NASA made a statement on Sept. 25 that the Dragonfly mission, which was slated to launch in 2026, will launch in 2027 instead. However, the change in launch date have no effect on the design of the mission or the science it will execute.
NASA designated Dragonfly in June 2019 to be the next mission in its New Frontiers project of medium-sized planetary science missions.
Dragonfly will reach Titan, Saturn’s largest moon with a dense atmosphere, and utilize a set of rotors, like a drone, to fly from one direction to another across its surface.
NASA revealed via the statement that the decision to push back the launch a year “is based on factors external to the Dragonfly project team, including COVID-19’s impact on the Planetary Science Division’s budget.”
The agency did not mention what that delay would do to spending for the mission in fiscal year 2021, for which NASA initially petitioned $95.8 million, or the general mission cost, which is capped under the New Frontiers project at $850 million, not including launch and operations.
“NASA has the utmost confidence in the Dragonfly team to deliver a successful mission that conducts compelling science,” Lori Glaze, director of NASA’s planetary science division, said in that statement.
NASA officials had instructed that measures to deal with the impacts of the pandemic would have costs to its science projects that would need to be adapted somehow by the agency. NASA will permit scientists to apply for augmentations for existing awards, with an emphasis to help students and early-career professionals. There are also costs for missions that had to just work due to the pandemic.

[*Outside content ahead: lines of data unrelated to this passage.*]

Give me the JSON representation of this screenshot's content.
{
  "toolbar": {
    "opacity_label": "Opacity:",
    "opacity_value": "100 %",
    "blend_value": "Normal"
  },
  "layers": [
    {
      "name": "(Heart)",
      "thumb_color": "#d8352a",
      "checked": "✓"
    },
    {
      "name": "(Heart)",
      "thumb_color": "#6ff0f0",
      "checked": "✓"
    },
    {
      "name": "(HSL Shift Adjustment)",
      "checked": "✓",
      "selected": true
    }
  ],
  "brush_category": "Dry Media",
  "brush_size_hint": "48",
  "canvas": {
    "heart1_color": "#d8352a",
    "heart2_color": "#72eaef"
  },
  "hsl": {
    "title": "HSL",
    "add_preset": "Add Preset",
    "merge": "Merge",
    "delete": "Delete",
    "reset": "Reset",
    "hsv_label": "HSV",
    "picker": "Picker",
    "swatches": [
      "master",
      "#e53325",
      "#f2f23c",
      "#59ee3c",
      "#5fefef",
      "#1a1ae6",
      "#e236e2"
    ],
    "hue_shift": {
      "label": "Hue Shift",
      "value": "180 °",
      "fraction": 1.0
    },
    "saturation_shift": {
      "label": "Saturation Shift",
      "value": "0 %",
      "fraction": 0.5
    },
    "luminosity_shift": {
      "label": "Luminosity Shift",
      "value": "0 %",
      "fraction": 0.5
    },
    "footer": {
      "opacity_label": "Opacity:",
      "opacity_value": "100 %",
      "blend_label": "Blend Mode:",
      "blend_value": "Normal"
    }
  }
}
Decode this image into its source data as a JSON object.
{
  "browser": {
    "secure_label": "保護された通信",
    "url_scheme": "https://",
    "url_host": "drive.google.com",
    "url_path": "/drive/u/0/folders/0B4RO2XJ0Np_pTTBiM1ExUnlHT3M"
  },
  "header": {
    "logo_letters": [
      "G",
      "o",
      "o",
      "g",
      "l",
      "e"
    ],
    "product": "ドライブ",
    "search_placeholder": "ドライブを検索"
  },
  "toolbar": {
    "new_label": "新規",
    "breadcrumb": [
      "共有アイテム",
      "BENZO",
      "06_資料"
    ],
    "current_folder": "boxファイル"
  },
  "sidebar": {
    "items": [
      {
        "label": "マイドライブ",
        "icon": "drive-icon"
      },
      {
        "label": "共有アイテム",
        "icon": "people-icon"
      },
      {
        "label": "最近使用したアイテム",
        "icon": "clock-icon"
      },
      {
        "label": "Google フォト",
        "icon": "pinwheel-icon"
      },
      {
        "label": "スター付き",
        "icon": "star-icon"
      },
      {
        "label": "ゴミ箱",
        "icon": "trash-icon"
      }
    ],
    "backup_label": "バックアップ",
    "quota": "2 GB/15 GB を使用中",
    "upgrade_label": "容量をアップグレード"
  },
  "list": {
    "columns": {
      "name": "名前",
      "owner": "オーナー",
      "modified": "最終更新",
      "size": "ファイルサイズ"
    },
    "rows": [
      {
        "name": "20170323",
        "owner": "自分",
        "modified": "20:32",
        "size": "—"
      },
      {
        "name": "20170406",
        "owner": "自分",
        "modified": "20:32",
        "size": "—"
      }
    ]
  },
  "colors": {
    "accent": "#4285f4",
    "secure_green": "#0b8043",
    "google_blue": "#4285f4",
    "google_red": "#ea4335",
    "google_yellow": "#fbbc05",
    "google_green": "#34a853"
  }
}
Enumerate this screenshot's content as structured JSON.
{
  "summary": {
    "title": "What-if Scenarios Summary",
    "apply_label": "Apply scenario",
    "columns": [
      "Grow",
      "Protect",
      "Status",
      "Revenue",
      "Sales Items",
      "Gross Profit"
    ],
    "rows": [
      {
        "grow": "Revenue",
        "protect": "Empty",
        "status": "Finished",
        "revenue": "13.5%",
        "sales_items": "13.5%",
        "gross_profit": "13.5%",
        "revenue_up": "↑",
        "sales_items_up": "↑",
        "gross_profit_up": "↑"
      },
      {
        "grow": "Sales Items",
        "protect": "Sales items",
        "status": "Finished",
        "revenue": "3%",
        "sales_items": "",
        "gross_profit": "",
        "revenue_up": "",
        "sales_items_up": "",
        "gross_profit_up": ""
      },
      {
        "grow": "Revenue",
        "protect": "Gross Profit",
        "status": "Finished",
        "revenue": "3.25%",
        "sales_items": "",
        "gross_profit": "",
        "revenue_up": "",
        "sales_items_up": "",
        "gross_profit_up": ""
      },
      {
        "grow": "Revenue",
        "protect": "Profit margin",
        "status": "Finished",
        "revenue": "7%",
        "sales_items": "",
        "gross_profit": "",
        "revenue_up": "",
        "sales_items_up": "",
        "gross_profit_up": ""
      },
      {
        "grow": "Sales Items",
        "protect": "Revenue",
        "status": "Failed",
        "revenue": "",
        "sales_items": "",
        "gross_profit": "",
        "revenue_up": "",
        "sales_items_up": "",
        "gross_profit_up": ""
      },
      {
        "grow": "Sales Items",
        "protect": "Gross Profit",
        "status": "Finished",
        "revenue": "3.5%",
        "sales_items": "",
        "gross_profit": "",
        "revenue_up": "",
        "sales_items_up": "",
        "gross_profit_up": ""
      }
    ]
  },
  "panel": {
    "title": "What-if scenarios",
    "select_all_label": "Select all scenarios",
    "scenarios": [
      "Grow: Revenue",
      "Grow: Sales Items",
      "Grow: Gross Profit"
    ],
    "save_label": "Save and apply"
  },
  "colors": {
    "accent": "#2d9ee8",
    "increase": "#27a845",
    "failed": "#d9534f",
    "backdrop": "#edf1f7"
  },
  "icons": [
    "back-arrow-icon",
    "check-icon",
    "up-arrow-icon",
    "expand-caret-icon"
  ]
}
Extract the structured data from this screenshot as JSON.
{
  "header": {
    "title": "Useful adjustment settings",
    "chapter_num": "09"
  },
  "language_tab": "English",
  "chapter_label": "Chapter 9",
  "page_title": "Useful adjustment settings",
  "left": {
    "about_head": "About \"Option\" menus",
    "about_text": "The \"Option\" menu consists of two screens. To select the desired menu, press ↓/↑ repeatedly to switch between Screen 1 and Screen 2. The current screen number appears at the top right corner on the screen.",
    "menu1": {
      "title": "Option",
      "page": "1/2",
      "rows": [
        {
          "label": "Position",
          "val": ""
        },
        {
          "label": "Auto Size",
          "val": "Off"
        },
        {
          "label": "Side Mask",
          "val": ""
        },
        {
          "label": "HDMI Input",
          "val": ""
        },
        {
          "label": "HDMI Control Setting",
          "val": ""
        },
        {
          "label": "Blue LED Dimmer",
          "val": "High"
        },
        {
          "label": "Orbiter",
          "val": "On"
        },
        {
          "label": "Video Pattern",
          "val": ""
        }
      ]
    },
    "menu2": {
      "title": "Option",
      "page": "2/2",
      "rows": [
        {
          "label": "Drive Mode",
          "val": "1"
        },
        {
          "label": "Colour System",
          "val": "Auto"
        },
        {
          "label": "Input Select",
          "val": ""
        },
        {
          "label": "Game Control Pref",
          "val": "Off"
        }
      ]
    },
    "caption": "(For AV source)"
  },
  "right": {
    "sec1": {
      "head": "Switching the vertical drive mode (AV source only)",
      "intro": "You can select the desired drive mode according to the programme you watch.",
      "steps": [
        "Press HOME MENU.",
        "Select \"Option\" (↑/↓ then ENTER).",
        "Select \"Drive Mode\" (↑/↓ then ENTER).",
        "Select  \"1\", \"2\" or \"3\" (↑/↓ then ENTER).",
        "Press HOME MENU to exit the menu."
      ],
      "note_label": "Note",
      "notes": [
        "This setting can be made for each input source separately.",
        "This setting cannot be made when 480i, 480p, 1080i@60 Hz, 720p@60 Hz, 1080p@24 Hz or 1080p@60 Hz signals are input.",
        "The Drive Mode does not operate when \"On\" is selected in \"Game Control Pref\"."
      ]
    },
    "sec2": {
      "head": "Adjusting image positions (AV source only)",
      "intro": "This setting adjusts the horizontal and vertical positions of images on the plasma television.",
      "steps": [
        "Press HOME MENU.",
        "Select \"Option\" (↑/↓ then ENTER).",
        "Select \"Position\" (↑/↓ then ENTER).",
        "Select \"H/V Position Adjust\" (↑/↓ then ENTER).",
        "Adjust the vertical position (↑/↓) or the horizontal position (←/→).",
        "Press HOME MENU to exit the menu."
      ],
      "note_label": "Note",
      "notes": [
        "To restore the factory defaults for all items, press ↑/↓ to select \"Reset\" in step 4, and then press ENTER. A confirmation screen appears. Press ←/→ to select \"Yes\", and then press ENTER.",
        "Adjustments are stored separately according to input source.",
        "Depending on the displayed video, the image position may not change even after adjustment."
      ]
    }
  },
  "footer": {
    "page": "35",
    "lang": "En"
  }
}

There was no indication, though, that Dragonfly was at risk of a delay due to those issues. During a Sept. 2 conference of the Outer Planets Assessment Group, Elizabeth “Zibi” Turtle, principal investigator for the mission at the Johns Hopkins University Applied Physics Lab, announced that early design and testing work on the mission proceeded regardless of a transition to largely virtual work due to the pandemic.
“We’re on track and making good progress despite the limitations in the work environment right now,” she said. Design work and mission planning activities continued online while some testing, with COVID-19 safety protocols in place, continued in labs. But, she reported, “we’re tracking the impacts due to COVID on aspects of the schedule.”